My gentle readers have been good enough to ask me what some of the folk whose adventures I have from time to time described have done in the Great War. It is a large question, for they are so many. Most of them have done things they never dreamed they would be called upon to do. Those that survived till 1914 have worked, like the rest of the community in England and France, according to their several capacities, in the Holiest Crusade in the history of mankind.

Well, let me plunge at once into the midst of things.

About a year ago the great voice of Jaffery came booming across my lawn. He was a Lieutenant-Colonel, and a D.S.O., and his great red beard had gone. The same, but yet a subtly different Jaffery. Liosha was driving a motor-lorry in France. He told me she was having the time of her life.

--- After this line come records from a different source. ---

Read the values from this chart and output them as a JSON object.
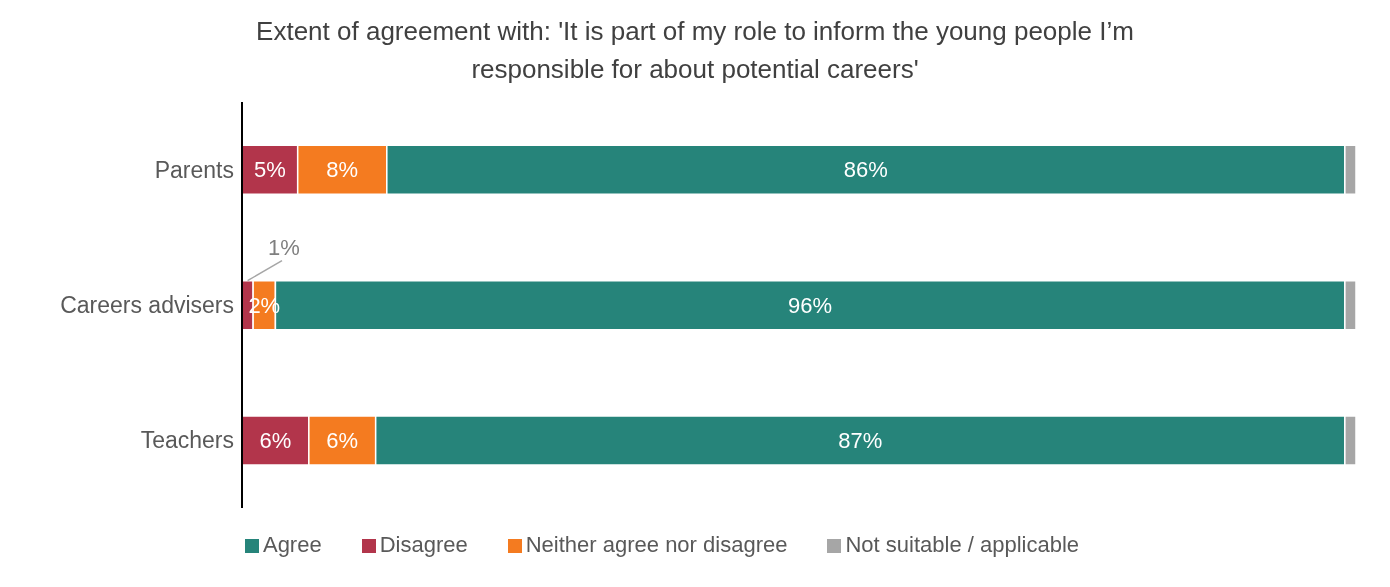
{
  "chart_data": {
    "type": "bar",
    "orientation": "horizontal",
    "stacked": true,
    "title": "Extent of agreement with: 'It is part of my role to inform the young people I’m responsible for about potential careers'",
    "categories": [
      "Parents",
      "Careers advisers",
      "Teachers"
    ],
    "xlim": [
      0,
      100
    ],
    "tick_labels": "y",
    "legend": "bottom",
    "grid": false,
    "series": [
      {
        "name": "Disagree",
        "color": "#b2354b",
        "values": [
          5,
          1,
          6
        ],
        "value_labels": [
          "5%",
          "1%",
          "6%"
        ]
      },
      {
        "name": "Neither agree nor disagree",
        "color": "#f47b20",
        "values": [
          8,
          2,
          6
        ],
        "value_labels": [
          "8%",
          "2%",
          "6%"
        ]
      },
      {
        "name": "Agree",
        "color": "#26847a",
        "values": [
          86,
          96,
          87
        ],
        "value_labels": [
          "86%",
          "96%",
          "87%"
        ]
      },
      {
        "name": "Not suitable / applicable",
        "color": "#a6a6a6",
        "values": [
          1,
          1,
          1
        ],
        "value_labels": [
          null,
          null,
          null
        ]
      }
    ]
  }
}
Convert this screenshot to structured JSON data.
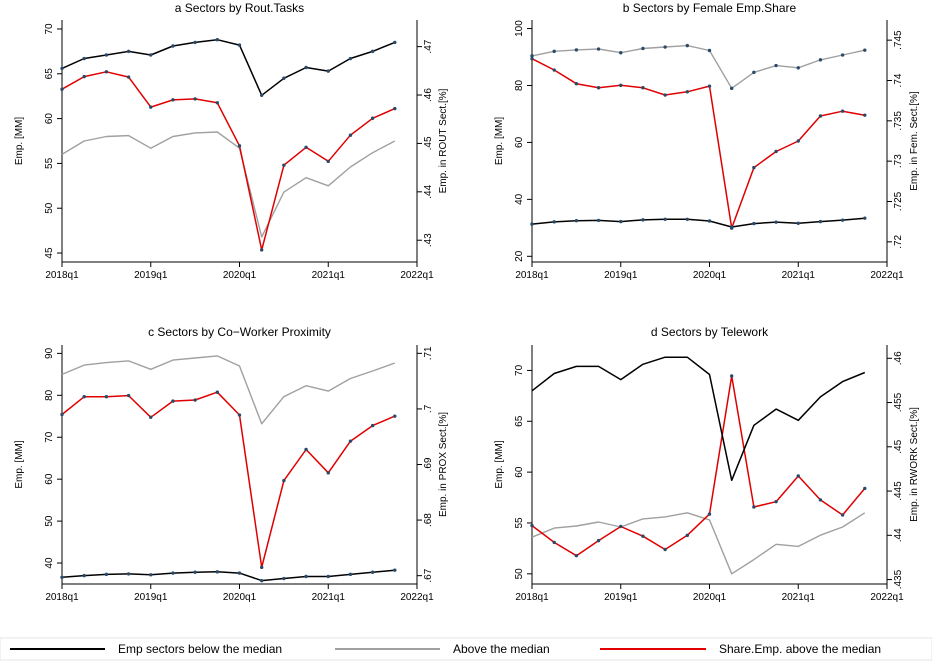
{
  "colors": {
    "below": "#000000",
    "above": "#a0a0a0",
    "share": "#e00000",
    "marker": "#2a4a6a"
  },
  "legend": [
    {
      "key": "below",
      "label": "Emp sectors below the median"
    },
    {
      "key": "above",
      "label": "Above the median"
    },
    {
      "key": "share",
      "label": "Share.Emp. above the median"
    }
  ],
  "chart_data": [
    {
      "type": "line",
      "title": "a Sectors by Rout.Tasks",
      "ylabel": "Emp. [MM]",
      "ylabel_right": "Emp. in ROUT Sect.[%]",
      "x_ticks": [
        "2018q1",
        "2019q1",
        "2020q1",
        "2021q1",
        "2022q1"
      ],
      "x": [
        0,
        1,
        2,
        3,
        4,
        5,
        6,
        7,
        8,
        9,
        10,
        11,
        12,
        13,
        14,
        15
      ],
      "ylim": [
        44,
        71
      ],
      "yticks": [
        45,
        50,
        55,
        60,
        65,
        70
      ],
      "ylim_right": [
        0.4255,
        0.4755
      ],
      "yticks_right": [
        0.43,
        0.44,
        0.45,
        0.46,
        0.47
      ],
      "yticks_right_labels": [
        ".43",
        ".44",
        ".45",
        ".46",
        ".47"
      ],
      "series": [
        {
          "key": "below",
          "name": "Emp sectors below the median",
          "axis": "left",
          "markers": true,
          "values": [
            65.6,
            66.7,
            67.1,
            67.5,
            67.1,
            68.1,
            68.5,
            68.8,
            68.2,
            62.6,
            64.5,
            65.7,
            65.3,
            66.7,
            67.5,
            68.5
          ]
        },
        {
          "key": "above",
          "name": "Above the median",
          "axis": "left",
          "markers": false,
          "values": [
            56.0,
            57.5,
            58.0,
            58.1,
            56.7,
            58.0,
            58.4,
            58.5,
            56.7,
            46.8,
            51.8,
            53.4,
            52.5,
            54.6,
            56.2,
            57.5
          ]
        },
        {
          "key": "share",
          "name": "Share.Emp. above the median",
          "axis": "right",
          "markers": true,
          "values": [
            0.4612,
            0.4638,
            0.4648,
            0.4637,
            0.4575,
            0.459,
            0.4592,
            0.4584,
            0.4495,
            0.428,
            0.4455,
            0.4492,
            0.4463,
            0.4517,
            0.4552,
            0.4572
          ]
        }
      ]
    },
    {
      "type": "line",
      "title": "b Sectors by Female Emp.Share",
      "ylabel": "Emp. [MM]",
      "ylabel_right": "Emp. in Fem. Sect.[%]",
      "x_ticks": [
        "2018q1",
        "2019q1",
        "2020q1",
        "2021q1",
        "2022q1"
      ],
      "x": [
        0,
        1,
        2,
        3,
        4,
        5,
        6,
        7,
        8,
        9,
        10,
        11,
        12,
        13,
        14,
        15
      ],
      "ylim": [
        18,
        103
      ],
      "yticks": [
        20,
        40,
        60,
        80,
        100
      ],
      "ylim_right": [
        0.7175,
        0.7475
      ],
      "yticks_right": [
        0.72,
        0.725,
        0.73,
        0.735,
        0.74,
        0.745
      ],
      "yticks_right_labels": [
        ".72",
        ".725",
        ".73",
        ".735",
        ".74",
        ".745"
      ],
      "series": [
        {
          "key": "below",
          "name": "Emp sectors below the median",
          "axis": "left",
          "markers": true,
          "values": [
            31.3,
            32.1,
            32.5,
            32.6,
            32.2,
            32.8,
            33.0,
            33.0,
            32.4,
            30.3,
            31.5,
            32.0,
            31.6,
            32.2,
            32.7,
            33.4
          ]
        },
        {
          "key": "above",
          "name": "Above the median",
          "axis": "left",
          "markers": true,
          "values": [
            90.4,
            92.0,
            92.5,
            92.8,
            91.5,
            93.0,
            93.5,
            94.0,
            92.3,
            79.0,
            84.6,
            87.0,
            86.2,
            89.0,
            90.7,
            92.4
          ]
        },
        {
          "key": "share",
          "name": "Share.Emp. above the median",
          "axis": "right",
          "markers": true,
          "values": [
            0.7427,
            0.7413,
            0.7396,
            0.7391,
            0.7394,
            0.7391,
            0.7382,
            0.7386,
            0.7393,
            0.7217,
            0.7292,
            0.7312,
            0.7325,
            0.7356,
            0.7362,
            0.7357
          ]
        }
      ]
    },
    {
      "type": "line",
      "title": "c Sectors by Co−Worker Proximity",
      "ylabel": "Emp. [MM]",
      "ylabel_right": "Emp. in PROX Sect.[%]",
      "x_ticks": [
        "2018q1",
        "2019q1",
        "2020q1",
        "2021q1",
        "2022q1"
      ],
      "x": [
        0,
        1,
        2,
        3,
        4,
        5,
        6,
        7,
        8,
        9,
        10,
        11,
        12,
        13,
        14,
        15
      ],
      "ylim": [
        35,
        92
      ],
      "yticks": [
        40,
        50,
        60,
        70,
        80,
        90
      ],
      "ylim_right": [
        0.6685,
        0.7115
      ],
      "yticks_right": [
        0.67,
        0.68,
        0.69,
        0.7,
        0.71
      ],
      "yticks_right_labels": [
        ".67",
        ".68",
        ".69",
        ".7",
        ".71"
      ],
      "series": [
        {
          "key": "below",
          "name": "Emp sectors below the median",
          "axis": "left",
          "markers": true,
          "values": [
            36.6,
            37.0,
            37.3,
            37.4,
            37.2,
            37.6,
            37.8,
            37.9,
            37.6,
            35.8,
            36.3,
            36.8,
            36.8,
            37.3,
            37.8,
            38.3
          ]
        },
        {
          "key": "above",
          "name": "Above the median",
          "axis": "left",
          "markers": false,
          "values": [
            85.0,
            87.2,
            87.8,
            88.2,
            86.2,
            88.4,
            88.9,
            89.4,
            87.0,
            73.2,
            79.7,
            82.3,
            81.0,
            84.0,
            85.8,
            87.7
          ]
        },
        {
          "key": "share",
          "name": "Share.Emp. above the median",
          "axis": "right",
          "markers": true,
          "values": [
            0.699,
            0.7022,
            0.7022,
            0.7024,
            0.6985,
            0.7014,
            0.7016,
            0.703,
            0.6989,
            0.6715,
            0.6871,
            0.6927,
            0.6885,
            0.6942,
            0.697,
            0.6987
          ]
        }
      ]
    },
    {
      "type": "line",
      "title": "d Sectors by Telework",
      "ylabel": "Emp. [MM]",
      "ylabel_right": "Emp. in RWORK Sect.[%]",
      "x_ticks": [
        "2018q1",
        "2019q1",
        "2020q1",
        "2021q1",
        "2022q1"
      ],
      "x": [
        0,
        1,
        2,
        3,
        4,
        5,
        6,
        7,
        8,
        9,
        10,
        11,
        12,
        13,
        14,
        15
      ],
      "ylim": [
        49,
        72.5
      ],
      "yticks": [
        50,
        55,
        60,
        65,
        70
      ],
      "ylim_right": [
        0.4345,
        0.4615
      ],
      "yticks_right": [
        0.435,
        0.44,
        0.445,
        0.45,
        0.455,
        0.46
      ],
      "yticks_right_labels": [
        ".435",
        ".44",
        ".445",
        ".45",
        ".455",
        ".46"
      ],
      "series": [
        {
          "key": "below",
          "name": "Emp sectors below the median",
          "axis": "left",
          "markers": false,
          "values": [
            68.0,
            69.7,
            70.4,
            70.4,
            69.1,
            70.6,
            71.3,
            71.3,
            69.6,
            59.2,
            64.6,
            66.2,
            65.1,
            67.4,
            68.9,
            69.8
          ]
        },
        {
          "key": "above",
          "name": "Above the median",
          "axis": "left",
          "markers": false,
          "values": [
            53.6,
            54.5,
            54.7,
            55.1,
            54.6,
            55.4,
            55.6,
            56.0,
            55.3,
            50.0,
            51.4,
            52.9,
            52.7,
            53.8,
            54.6,
            56.0
          ]
        },
        {
          "key": "share",
          "name": "Share.Emp. above the median",
          "axis": "right",
          "markers": true,
          "values": [
            0.4411,
            0.4392,
            0.4377,
            0.4394,
            0.441,
            0.4399,
            0.4384,
            0.44,
            0.4424,
            0.458,
            0.4432,
            0.4438,
            0.4467,
            0.444,
            0.4423,
            0.4453
          ]
        }
      ]
    }
  ]
}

I have heard, too, of my old friend Sir Marcus, leaner than ever and clad in ill-fitting khaki, and sitting in a dreary office in Havre with piles of browny-yellow army forms before him, on which he had checked packing-cases of bully-beef ever since the war began. And if you visit a certain hospital—in Manchester of all places, so dislocating has been the war—there you will still see Lady Ordeyne (it always gives me a shock to think of Carlotta as Lady Ordeyne) matronly and inefficient, but the joy and delight of every wounded man.

And Septimus? Did you not know that the Dix gun was used at the front? His great new invention, the aero-tank, I regret to say, was looked on coldly by the War Office. Now that Peace has come he is trying, so Brigadier-General Sir Clem Sypher tells me, to adapt it to the intensive cultivation of whitebait.

And I have heard a few stories of others. Here is one told me by a French officer, one Colonel Girault. The scene was a road bridge on the outskirts of the zone of the armies. His car had broken down hopelessly, and with much profane language he swung to the bridge-head. The sentry saluted. He was an elderly Territorial with a ragged pair of canvas trousers and a ragged old blue uniform coat and a battered kepi and an ancient rifle. A scarecrow of a sentry, such as were seen on all the roads of France.

"How far is it to the village?"

"Two kilometres, mon Colonel."

There was something familiar in the voice and in the dark, humorous eyes.